Uber’s bill covered alleged worker misclassification over at least a four-year time period from 2010 to 2015. Lyft’s audit includes claims of unpaid taxes from 2014 to 2017. The state labor department began the audit into Lyft in 2018, and the last full year of tax returns filed was in 2017.

Tax Battles Continue

The worker classification issue took on added importance at the outset of the Covid-19 pandemic as Uber and Lyft drivers saw their gigs largely dry up. Independent contractors, outside of an emergency measure passed by Congress, aren’t eligible for unemployment insurance, which is financed by employer taxes.

In New Jersey, Uber and Lyft drivers have frequently filed for unemployment insurance and disability claims. Bloomberg Law obtained documents showing 353 claims filed by drivers for the companies to determine their eligibility for benefits.

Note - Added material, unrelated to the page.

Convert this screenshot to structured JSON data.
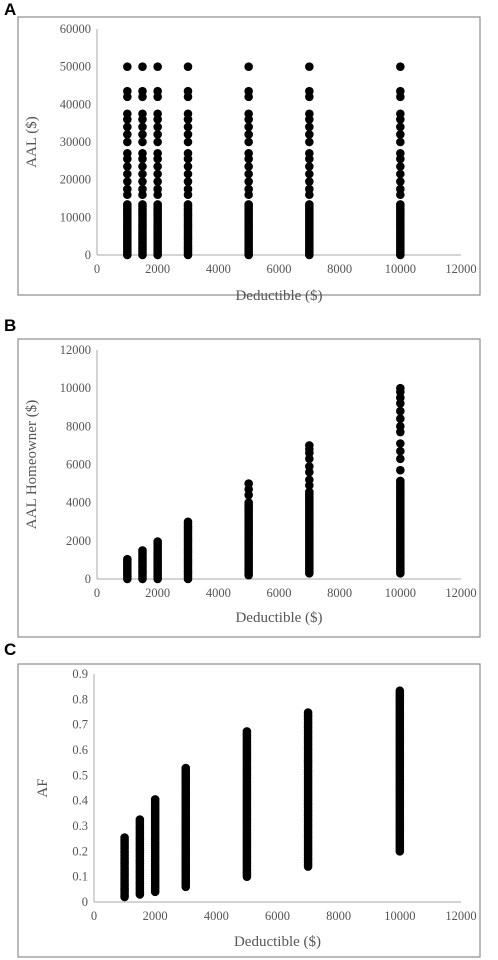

That includes a number of recent claims for unemployment due to lack of work.

When a company doesn’t make contributions to the unemployment trust fund, drivers who are deemed employees still receive benefits when they file claims, said Angela Delli-Santi, a spokeswoman for the New Jersey labor department.

“Good actor employers who properly classify their workers and contribute to the trust fund pay higher contributions presumably to make up for this shortfall,” she said.

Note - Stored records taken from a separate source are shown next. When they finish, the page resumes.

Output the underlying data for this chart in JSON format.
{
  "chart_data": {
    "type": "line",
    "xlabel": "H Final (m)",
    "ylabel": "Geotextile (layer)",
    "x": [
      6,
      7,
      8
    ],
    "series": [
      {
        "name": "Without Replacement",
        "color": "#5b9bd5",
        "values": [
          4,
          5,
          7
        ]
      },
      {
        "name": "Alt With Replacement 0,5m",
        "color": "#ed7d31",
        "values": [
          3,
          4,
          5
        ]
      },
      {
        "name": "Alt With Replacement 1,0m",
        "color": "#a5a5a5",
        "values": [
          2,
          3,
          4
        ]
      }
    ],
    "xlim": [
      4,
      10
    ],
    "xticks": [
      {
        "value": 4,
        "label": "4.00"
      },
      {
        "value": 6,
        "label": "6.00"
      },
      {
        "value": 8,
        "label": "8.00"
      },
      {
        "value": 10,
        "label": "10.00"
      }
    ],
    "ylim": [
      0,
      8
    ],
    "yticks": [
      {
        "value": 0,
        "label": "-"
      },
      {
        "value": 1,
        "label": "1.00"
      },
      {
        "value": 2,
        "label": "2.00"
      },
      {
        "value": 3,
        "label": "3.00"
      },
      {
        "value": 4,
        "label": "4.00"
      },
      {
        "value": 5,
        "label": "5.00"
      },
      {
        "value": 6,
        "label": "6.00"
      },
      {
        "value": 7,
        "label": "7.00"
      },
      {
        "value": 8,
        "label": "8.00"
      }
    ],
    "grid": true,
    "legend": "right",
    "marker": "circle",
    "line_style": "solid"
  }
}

New Jersey Labor Commissioner Robert Asaro-Angelo told the state Senate Budget Committee in September that “in its efforts to combat worker misclassification, we have vigorously protected workers, and employers who play by the rules.”

Taxpayers On The Hook

Thirty-seven states used some variation of a three-part “ABC test” to determine employment status for unemployment insurance as of 2018, according to the U.S. Labor Department.

New Jersey, Massachusetts, and California are among those that adopted the test for broader legal questions, as well.

New Jersey uses a version of the test to determine whether workers are employees or contractors. In order to classify workers as contractors, state law requires a company to show that it doesn’t control the work and that the service provided is outside of its “usual course” of business, or outside of the places of business where the services are otherwise performed.

Patricia Campos-Medina, co-executive director at The Worker Institute at Cornell University, said she expects Uber and Lyft to continue to challenge these structures.

“They want to fight it here like they did in California. It’s part of a national change of how you define full employment,” she said. “It might not be a sustainable mode. They can’t sue every time a government challenges them. More workers are now demanding public support during the economic downturn. That’s shifting the debate.”